2025-02-09
In red teaming, tunneling traffic through a proxy is essential for moving within internal networks. The problem? Many open-source tools like Chisel, Ligolo, etc., are often detected by security solutions, even with obfuscation. Advanced EDRs can still block them. To solve this, I decided to create my own custom SOCKS proxy. I started with a simple reverse proxy in Python since it’s easy to prototype and test ideas. Once I had a working version, I used the same logic to build a more advanced version in C# over HTTPS, successfully bypassing Kaspersky, Kaspersky endpoints, and other common security solutions.

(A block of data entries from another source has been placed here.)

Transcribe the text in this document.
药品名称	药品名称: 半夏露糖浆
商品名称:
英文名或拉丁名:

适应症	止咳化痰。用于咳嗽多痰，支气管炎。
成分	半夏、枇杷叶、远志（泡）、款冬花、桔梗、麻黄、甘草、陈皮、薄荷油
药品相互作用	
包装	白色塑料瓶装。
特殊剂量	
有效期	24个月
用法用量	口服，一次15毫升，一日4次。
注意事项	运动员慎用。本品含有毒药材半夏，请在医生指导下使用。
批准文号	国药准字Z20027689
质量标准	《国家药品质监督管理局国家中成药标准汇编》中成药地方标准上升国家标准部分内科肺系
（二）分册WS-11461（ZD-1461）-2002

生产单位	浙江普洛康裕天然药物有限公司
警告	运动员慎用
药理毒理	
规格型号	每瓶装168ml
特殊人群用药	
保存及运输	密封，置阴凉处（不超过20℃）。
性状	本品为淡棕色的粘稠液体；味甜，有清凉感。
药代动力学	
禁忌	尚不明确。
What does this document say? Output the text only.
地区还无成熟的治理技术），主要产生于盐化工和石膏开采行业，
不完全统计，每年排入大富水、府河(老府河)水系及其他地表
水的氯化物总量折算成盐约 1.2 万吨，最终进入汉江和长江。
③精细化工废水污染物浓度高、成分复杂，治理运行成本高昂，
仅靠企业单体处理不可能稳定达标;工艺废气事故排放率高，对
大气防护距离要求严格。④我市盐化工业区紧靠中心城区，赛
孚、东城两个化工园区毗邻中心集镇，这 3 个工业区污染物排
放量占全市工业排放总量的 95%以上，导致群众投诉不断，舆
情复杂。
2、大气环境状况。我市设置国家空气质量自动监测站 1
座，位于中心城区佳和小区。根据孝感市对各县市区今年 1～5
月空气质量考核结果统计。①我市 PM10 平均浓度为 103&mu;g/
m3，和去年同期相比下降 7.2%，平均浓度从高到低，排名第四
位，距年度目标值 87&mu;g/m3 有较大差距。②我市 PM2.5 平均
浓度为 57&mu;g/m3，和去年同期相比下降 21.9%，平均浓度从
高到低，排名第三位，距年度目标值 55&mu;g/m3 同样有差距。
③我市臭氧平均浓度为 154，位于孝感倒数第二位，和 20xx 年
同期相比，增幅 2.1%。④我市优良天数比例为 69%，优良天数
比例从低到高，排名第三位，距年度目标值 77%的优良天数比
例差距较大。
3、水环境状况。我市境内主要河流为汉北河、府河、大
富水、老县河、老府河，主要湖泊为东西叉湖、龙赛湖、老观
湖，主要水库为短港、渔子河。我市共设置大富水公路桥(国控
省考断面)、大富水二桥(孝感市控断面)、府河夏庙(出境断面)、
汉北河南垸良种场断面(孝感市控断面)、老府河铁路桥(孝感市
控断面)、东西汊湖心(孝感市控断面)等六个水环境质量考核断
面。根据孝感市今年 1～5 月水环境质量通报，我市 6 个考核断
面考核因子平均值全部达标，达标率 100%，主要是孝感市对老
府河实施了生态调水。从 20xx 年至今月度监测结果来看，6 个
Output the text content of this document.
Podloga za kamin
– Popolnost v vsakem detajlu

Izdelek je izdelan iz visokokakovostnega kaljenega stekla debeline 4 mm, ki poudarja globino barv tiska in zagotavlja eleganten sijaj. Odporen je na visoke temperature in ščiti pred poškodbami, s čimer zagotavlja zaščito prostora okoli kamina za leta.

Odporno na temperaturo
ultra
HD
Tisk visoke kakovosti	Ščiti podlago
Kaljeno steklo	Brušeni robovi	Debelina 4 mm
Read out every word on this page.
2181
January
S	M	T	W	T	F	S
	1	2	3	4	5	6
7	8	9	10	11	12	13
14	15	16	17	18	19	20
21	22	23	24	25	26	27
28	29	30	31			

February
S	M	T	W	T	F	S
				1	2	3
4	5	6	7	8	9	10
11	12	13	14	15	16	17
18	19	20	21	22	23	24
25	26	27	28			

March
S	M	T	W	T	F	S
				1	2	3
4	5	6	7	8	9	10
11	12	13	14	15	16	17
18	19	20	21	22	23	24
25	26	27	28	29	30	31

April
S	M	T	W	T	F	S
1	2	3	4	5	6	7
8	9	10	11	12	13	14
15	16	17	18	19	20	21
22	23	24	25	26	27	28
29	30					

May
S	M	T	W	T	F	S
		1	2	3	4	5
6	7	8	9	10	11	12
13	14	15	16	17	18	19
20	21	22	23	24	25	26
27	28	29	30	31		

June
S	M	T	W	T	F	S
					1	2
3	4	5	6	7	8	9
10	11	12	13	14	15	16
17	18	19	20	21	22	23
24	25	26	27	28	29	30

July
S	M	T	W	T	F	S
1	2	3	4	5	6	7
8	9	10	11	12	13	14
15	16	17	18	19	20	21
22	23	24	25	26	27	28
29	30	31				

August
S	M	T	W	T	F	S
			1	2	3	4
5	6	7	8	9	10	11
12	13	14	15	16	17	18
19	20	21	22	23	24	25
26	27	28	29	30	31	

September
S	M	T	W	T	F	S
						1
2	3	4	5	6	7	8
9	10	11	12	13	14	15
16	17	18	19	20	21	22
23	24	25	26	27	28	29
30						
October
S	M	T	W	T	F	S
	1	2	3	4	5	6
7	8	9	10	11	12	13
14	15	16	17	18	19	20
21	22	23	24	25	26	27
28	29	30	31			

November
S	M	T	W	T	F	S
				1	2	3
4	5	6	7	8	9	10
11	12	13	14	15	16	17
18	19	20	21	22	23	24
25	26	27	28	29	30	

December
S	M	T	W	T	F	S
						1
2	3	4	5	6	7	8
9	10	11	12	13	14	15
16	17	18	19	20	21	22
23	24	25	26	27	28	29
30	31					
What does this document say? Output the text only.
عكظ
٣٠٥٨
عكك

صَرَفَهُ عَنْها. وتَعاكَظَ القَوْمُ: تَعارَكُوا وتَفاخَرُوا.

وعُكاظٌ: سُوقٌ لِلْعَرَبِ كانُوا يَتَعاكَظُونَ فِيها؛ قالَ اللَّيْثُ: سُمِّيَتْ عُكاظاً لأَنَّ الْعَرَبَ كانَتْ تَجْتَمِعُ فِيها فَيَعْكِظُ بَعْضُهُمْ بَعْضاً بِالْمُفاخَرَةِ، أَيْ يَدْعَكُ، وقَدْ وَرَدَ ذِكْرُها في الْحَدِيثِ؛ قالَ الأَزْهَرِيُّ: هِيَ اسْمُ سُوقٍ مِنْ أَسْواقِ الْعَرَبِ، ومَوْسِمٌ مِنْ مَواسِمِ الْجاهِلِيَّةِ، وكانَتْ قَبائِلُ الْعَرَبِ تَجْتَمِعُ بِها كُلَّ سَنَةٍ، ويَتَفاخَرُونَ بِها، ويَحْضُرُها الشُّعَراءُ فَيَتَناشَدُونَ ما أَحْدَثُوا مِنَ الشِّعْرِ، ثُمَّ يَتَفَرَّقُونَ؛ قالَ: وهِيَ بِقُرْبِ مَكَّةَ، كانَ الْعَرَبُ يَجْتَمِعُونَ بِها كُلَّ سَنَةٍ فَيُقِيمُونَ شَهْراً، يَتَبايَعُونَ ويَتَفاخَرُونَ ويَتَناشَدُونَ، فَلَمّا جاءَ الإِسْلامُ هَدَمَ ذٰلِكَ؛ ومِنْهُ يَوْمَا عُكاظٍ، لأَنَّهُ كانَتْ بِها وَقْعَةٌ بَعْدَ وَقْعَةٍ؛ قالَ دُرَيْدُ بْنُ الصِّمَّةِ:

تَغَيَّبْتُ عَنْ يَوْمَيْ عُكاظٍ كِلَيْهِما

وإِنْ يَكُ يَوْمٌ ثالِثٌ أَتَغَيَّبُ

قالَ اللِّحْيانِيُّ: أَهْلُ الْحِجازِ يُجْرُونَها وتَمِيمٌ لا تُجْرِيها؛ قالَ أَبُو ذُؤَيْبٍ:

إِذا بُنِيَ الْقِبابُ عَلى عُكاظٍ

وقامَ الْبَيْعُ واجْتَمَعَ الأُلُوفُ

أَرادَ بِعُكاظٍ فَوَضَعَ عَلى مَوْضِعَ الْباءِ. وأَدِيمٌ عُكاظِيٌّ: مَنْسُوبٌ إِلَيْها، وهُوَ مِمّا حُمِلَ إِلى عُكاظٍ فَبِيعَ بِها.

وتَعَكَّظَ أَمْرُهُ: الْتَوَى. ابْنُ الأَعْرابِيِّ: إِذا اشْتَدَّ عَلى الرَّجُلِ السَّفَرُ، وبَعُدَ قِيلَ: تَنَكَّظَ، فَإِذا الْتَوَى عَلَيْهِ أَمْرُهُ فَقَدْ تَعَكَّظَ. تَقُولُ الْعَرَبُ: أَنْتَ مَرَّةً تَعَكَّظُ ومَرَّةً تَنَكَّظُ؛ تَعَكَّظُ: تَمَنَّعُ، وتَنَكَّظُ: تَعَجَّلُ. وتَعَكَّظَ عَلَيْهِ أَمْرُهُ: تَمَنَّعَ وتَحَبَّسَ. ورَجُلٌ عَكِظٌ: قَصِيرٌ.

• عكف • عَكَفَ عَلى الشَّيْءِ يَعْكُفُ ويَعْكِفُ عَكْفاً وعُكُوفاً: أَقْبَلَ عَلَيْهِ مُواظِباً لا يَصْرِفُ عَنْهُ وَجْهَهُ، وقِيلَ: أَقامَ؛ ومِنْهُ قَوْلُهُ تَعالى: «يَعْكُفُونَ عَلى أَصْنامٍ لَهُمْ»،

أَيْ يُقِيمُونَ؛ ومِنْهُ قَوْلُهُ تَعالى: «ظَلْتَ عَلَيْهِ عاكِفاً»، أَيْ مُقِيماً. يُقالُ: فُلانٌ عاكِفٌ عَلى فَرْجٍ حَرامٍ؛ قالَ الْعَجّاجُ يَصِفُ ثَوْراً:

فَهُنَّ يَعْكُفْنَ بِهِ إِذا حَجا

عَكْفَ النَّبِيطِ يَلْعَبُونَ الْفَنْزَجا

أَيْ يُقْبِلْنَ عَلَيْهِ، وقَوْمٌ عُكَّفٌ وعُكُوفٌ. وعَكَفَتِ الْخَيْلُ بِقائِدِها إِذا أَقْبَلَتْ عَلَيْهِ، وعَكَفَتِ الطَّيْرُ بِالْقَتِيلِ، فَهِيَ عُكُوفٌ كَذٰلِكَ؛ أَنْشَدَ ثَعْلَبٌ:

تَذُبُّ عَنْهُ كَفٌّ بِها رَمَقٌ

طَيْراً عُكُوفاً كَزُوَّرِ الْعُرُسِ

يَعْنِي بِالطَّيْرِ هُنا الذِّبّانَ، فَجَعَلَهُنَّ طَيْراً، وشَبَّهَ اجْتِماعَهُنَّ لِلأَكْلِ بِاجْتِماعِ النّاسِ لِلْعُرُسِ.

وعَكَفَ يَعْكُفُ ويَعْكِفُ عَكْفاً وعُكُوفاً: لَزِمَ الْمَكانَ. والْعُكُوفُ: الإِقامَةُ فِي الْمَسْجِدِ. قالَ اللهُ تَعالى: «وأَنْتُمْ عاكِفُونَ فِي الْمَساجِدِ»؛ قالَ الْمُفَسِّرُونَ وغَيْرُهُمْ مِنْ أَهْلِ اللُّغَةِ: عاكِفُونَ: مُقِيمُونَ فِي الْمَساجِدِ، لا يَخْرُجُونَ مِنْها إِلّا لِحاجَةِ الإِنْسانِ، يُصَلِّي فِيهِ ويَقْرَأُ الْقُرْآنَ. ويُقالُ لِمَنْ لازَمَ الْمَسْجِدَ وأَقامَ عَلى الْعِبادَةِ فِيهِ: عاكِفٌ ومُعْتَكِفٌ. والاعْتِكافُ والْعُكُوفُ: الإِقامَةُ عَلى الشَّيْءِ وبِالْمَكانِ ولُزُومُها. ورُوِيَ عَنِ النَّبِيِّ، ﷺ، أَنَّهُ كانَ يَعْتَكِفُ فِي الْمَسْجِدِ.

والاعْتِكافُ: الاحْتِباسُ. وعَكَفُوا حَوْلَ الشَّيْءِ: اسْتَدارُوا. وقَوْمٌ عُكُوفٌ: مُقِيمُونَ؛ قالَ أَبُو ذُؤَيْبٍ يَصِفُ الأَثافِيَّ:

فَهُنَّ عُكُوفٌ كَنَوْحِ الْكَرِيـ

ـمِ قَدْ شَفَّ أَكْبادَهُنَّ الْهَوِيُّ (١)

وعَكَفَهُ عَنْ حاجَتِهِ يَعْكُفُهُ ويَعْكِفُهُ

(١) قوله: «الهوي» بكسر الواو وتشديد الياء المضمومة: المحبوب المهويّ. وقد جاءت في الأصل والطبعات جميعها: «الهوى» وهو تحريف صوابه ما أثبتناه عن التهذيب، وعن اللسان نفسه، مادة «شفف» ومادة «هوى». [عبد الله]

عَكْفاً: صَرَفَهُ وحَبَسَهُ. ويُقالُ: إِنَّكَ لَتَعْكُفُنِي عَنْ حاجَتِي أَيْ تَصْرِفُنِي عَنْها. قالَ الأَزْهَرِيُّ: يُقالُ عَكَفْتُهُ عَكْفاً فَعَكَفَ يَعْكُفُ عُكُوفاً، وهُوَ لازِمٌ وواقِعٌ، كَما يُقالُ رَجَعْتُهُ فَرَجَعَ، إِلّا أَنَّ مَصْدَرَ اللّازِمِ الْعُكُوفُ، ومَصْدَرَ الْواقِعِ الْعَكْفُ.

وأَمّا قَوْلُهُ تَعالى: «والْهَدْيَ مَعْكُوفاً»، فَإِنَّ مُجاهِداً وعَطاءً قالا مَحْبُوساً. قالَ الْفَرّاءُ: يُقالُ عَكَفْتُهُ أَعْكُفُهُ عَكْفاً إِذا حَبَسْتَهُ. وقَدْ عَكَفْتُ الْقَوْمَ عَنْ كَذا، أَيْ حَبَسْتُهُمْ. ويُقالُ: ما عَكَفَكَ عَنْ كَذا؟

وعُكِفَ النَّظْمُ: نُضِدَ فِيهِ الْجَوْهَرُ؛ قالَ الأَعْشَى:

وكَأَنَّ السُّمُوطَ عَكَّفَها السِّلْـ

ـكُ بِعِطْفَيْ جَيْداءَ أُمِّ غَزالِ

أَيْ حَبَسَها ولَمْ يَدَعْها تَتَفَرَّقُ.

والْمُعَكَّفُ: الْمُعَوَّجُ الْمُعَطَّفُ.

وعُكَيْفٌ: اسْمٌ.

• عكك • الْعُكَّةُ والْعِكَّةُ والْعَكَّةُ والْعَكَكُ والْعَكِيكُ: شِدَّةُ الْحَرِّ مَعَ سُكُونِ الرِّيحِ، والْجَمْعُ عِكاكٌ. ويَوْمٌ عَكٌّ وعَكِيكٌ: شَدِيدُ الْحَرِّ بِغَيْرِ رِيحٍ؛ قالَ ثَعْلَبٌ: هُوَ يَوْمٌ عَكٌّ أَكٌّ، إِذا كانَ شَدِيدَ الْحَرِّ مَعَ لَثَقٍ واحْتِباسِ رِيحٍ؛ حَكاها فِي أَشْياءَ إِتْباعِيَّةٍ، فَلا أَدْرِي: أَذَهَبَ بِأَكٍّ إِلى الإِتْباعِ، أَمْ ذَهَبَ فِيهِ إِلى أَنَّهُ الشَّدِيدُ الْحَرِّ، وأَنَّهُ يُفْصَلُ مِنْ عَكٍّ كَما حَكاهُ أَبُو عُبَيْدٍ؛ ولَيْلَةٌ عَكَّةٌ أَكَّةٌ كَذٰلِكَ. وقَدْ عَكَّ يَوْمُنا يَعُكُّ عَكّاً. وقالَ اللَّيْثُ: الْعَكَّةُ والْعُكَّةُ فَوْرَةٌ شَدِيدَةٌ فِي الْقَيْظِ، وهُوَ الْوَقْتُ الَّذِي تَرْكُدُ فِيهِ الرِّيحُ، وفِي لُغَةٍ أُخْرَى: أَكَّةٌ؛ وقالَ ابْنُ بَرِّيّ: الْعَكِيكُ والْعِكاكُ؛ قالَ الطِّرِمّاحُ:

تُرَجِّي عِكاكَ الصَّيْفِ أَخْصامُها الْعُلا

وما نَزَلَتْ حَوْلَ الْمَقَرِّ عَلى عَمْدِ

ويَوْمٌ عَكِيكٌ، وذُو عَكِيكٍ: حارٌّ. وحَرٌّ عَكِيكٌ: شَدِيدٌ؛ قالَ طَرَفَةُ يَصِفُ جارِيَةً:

Below is the Python code for a basic SOCKS proxy:
import socket
import select
import sys
def start_proxy(host='0.0.0.0', port=1080):
server_socket = socket.socket(socket.AF_INET, socket.SOCK_STREAM)
server_socket.setsockopt(socket.SOL_SOCKET, socket.SO_REUSEADDR, 1)
server_socket.bind((host, port))
server_socket.listen(5)
print(f"SOCKS proxy started on {host}:{port}")
while True:
client_socket, addr = server_socket.accept()
print(f"Connection from {addr}")
data = client_socket.recv(4096)
if data:
print(f"Received data: {data}")
<h1>Forward data to the destination (example: localhost:8080)</h1>
destination_socket = socket.socket(socket.AF_INET, socket.SOCK_STREAM)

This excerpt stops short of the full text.